Techniquement, la méthode a assuré la survie du Grand Parti pendant vingt ans. Sauf que maintenant, il y a le printemps «arabe» et il faut quand même trouver autre chose pour sauver le parti unique. Le sauver sans provoquer des réactions internationales vives, sans fraudes frontales et directes et sans scandales locaux. Comment faire ? D'abord prendre le parti unique des trois faux partis pluriels. Encourager des dissidences de militants contrôlables, fichés et bien administrés. Leur adjoindre un personnel para-politique fidèle lui aussi, issu de l'Administration et allaité à la rente. Ces dissidents créent des partis politiques neufs avec des slogans «in». Cela donne l'illusion que le régime tolère de nouveaux partis et accepte une transition démocratique. En réalité, il s'agit de ses « hommes» à lui et des partis nés de son ventre.

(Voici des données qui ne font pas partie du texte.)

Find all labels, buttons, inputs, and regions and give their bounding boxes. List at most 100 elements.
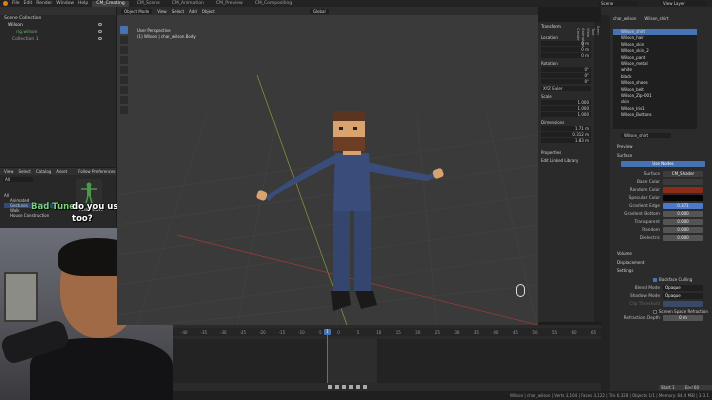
timeline-tick-label: 25 bbox=[434, 330, 440, 335]
timeline-tick-label: 30 bbox=[454, 330, 460, 335]
surface-section[interactable]: Surface bbox=[617, 153, 632, 158]
asset-library-value: All bbox=[5, 177, 10, 182]
asset-menu-catalog[interactable]: Catalog bbox=[36, 169, 51, 174]
annotate-tool-icon[interactable] bbox=[120, 86, 128, 94]
preview-section[interactable]: Preview bbox=[617, 144, 633, 149]
clip-threshold-field[interactable] bbox=[663, 301, 703, 307]
backface-culling-checkbox[interactable]: Backface Culling bbox=[653, 277, 692, 282]
timeline-tick-label: 65 bbox=[591, 330, 597, 335]
current-frame-indicator[interactable]: 1 bbox=[324, 329, 331, 335]
shadow-mode-label: Shadow Mode bbox=[629, 293, 660, 299]
material-name-field[interactable]: Wilson_shirt bbox=[621, 133, 671, 138]
material-slot-label: white bbox=[621, 67, 632, 73]
visibility-eye-icon[interactable] bbox=[98, 30, 102, 33]
volume-section[interactable]: Volume bbox=[617, 251, 632, 256]
viewport-info-line-2: (1) Wilson | char_wilson.Body bbox=[137, 34, 196, 39]
timeline-tick-label: 60 bbox=[571, 330, 577, 335]
shader-prop-row: Transparent 0.000 bbox=[611, 218, 711, 226]
tab-workspace-creating[interactable]: CM_Creating bbox=[92, 0, 129, 7]
jump-end-icon[interactable] bbox=[363, 385, 367, 389]
outliner-row-scene-collection[interactable]: Scene Collection bbox=[0, 15, 116, 22]
tab-workspace-preview[interactable]: CM_Preview bbox=[212, 1, 247, 7]
scene-selector[interactable]: Scene bbox=[598, 1, 638, 6]
catalog-item[interactable]: House Construction bbox=[4, 213, 56, 218]
asset-browser-header: View Select Catalog Asset Follow Prefere… bbox=[0, 168, 116, 175]
shader-prop-value[interactable]: 0.371 bbox=[663, 203, 703, 209]
displacement-section[interactable]: Displacement bbox=[617, 260, 645, 265]
character-model[interactable] bbox=[247, 107, 447, 325]
play-reverse-icon[interactable] bbox=[342, 385, 346, 389]
use-nodes-button[interactable]: Use Nodes bbox=[621, 161, 705, 167]
tab-tool[interactable]: Tool bbox=[591, 28, 596, 322]
play-icon[interactable] bbox=[349, 385, 353, 389]
viewport-menu-add[interactable]: Add bbox=[189, 9, 197, 14]
next-keyframe-icon[interactable] bbox=[356, 385, 360, 389]
blender-logo-icon[interactable] bbox=[3, 1, 8, 6]
material-slot-item[interactable]: Wilson_Buttons bbox=[613, 112, 697, 118]
shader-prop-value[interactable] bbox=[663, 195, 703, 201]
material-slot-label: skin bbox=[621, 99, 630, 105]
tab-workspace-compositing[interactable]: CM_Compositing bbox=[251, 1, 296, 7]
asset-follow-prefs[interactable]: Follow Preferences bbox=[78, 169, 115, 174]
tab-create[interactable]: Create bbox=[576, 28, 581, 322]
end-value: 60 bbox=[693, 385, 699, 390]
outliner-panel: Scene Collection Wilson rig.wilson Colle… bbox=[0, 7, 116, 167]
view-layer-selector[interactable]: View Layer bbox=[660, 1, 706, 6]
viewport-menu-object[interactable]: Object bbox=[202, 9, 215, 14]
move-tool-icon[interactable] bbox=[120, 46, 128, 54]
prev-keyframe-icon[interactable] bbox=[335, 385, 339, 389]
mode-select[interactable]: Object Mode bbox=[121, 8, 153, 14]
3d-viewport[interactable]: Object Mode View Select Add Object Globa… bbox=[117, 7, 538, 325]
transform-tool-icon[interactable] bbox=[120, 76, 128, 84]
playhead-line[interactable] bbox=[327, 330, 328, 383]
tab-animation[interactable]: Animation bbox=[581, 28, 586, 322]
settings-section[interactable]: Settings bbox=[617, 268, 633, 273]
timeline-tick-label: -25 bbox=[239, 330, 247, 335]
asset-library-select[interactable]: All bbox=[3, 177, 33, 182]
object-breadcrumb: char_wilson bbox=[613, 16, 637, 21]
timeline-tick-label: -5 bbox=[317, 330, 322, 335]
menu-window[interactable]: Window bbox=[56, 1, 74, 6]
viewport-info-line-1: User Perspective bbox=[137, 28, 171, 33]
blend-mode-select[interactable]: Opaque bbox=[663, 285, 703, 291]
shader-prop-value[interactable]: 0.000 bbox=[663, 227, 703, 233]
measure-tool-icon[interactable] bbox=[120, 96, 128, 104]
outliner-row-label: Collection 1 bbox=[12, 37, 39, 42]
orientation-select[interactable]: Global bbox=[309, 8, 329, 14]
shader-prop-value[interactable]: 0.000 bbox=[663, 219, 703, 225]
jump-start-icon[interactable] bbox=[328, 385, 332, 389]
viewport-menu-select[interactable]: Select bbox=[172, 9, 184, 14]
cursor-tool-icon[interactable] bbox=[120, 36, 128, 44]
shader-prop-value[interactable]: 0.000 bbox=[663, 211, 703, 217]
shadow-mode-select[interactable]: Opaque bbox=[663, 293, 703, 299]
asset-menu-view[interactable]: View bbox=[4, 169, 14, 174]
refraction-depth-field[interactable]: 0 m bbox=[663, 315, 703, 321]
timeline-ruler[interactable]: -40 -35 -30 -25 -20 -15 -10 -5 0 5 10 15 20 25 30 35 40 4… bbox=[173, 328, 601, 336]
select-tool-icon[interactable] bbox=[120, 26, 128, 34]
visibility-eye-icon[interactable] bbox=[98, 37, 102, 40]
timeline-tracks[interactable] bbox=[173, 339, 601, 383]
asset-menu-asset[interactable]: Asset bbox=[56, 169, 67, 174]
shader-prop-row: Base Color bbox=[611, 178, 711, 186]
surface-shader-select[interactable]: CM_Shader bbox=[663, 171, 703, 177]
tab-workspace-scene[interactable]: CM_Scene bbox=[133, 1, 164, 7]
menu-help[interactable]: Help bbox=[78, 1, 88, 6]
material-slot-label: Wilson_hair bbox=[621, 35, 644, 41]
menu-file[interactable]: File bbox=[12, 1, 20, 6]
scale-tool-icon[interactable] bbox=[120, 66, 128, 74]
asset-menu-select[interactable]: Select bbox=[19, 169, 31, 174]
shader-prop-value[interactable]: 0.000 bbox=[663, 235, 703, 241]
menu-render[interactable]: Render bbox=[36, 1, 52, 6]
viewport-menu-view[interactable]: View bbox=[157, 9, 167, 14]
tab-workspace-animation[interactable]: CM_Animation bbox=[168, 1, 208, 7]
shader-prop-value[interactable] bbox=[663, 187, 703, 193]
rotate-tool-icon[interactable] bbox=[120, 56, 128, 64]
tab-view[interactable]: View bbox=[586, 28, 591, 322]
end-frame-label-box[interactable]: End 60 bbox=[659, 385, 699, 390]
refraction-props: Refraction Depth 0 m bbox=[611, 314, 711, 322]
mesh-breadcrumb: Wilson_shirt bbox=[644, 16, 669, 21]
menu-edit[interactable]: Edit bbox=[24, 1, 33, 6]
visibility-eye-icon[interactable] bbox=[98, 23, 102, 26]
add-cube-tool-icon[interactable] bbox=[120, 106, 128, 114]
shader-prop-value[interactable] bbox=[663, 179, 703, 185]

C'est ce qui fera illusion lors des élections : cela va donner l'impression que les partis du régime ont perdu des sièges et que l'assemblée est plus pluraliste. En réalité, c'est une illusion d'optique : dès les élections closes, ces «nouveaux faux partis» vont créer des coalitions et des alliances et le parti unique va se reformer, comme dans le film Terminator 2 deux lorsque le robot tombe en morceaux puis se ramasse.

Aujourd'hui en Algérie, on a de la peine à ne pas rire quand on lit les noms des fondateurs de quelques «nouveaux» partis. On les connaît ; on connaît leur salaire, leurs «familles», qui les allaitent, qui ils sont, de quels scandales ils sont les auteurs impunis et pourtant ils sont là. A recomposer deux ou trois mots dans tous les sens, comme un rébus : jeunesse, démocratie, renouveau, front et national. Cela fait une équation combinatoire de 25. Presque le nombre des partis en instance d'agrément. On n'a même pas besoin de noms et de personnage pour cette chronique. On n'est que trente-six millions et tout le monde connaît tout le monde. C'est vous dire que dans le pays, il y a deux familles politiques seulement. Ceux qui la payent comme Le responsable de la Coordination nationale de défense des droits des chômeurs Abbès Hadj Aïssa et Bouamer Mohamed, vice-président du bureau local de la CNDDC qui risquent une année de prison ferme pour avoir pris part à une manifestation pacifique, en août 2011, à Laghouat. Et il y a ceux qui sont payés pour la jouer en doublure.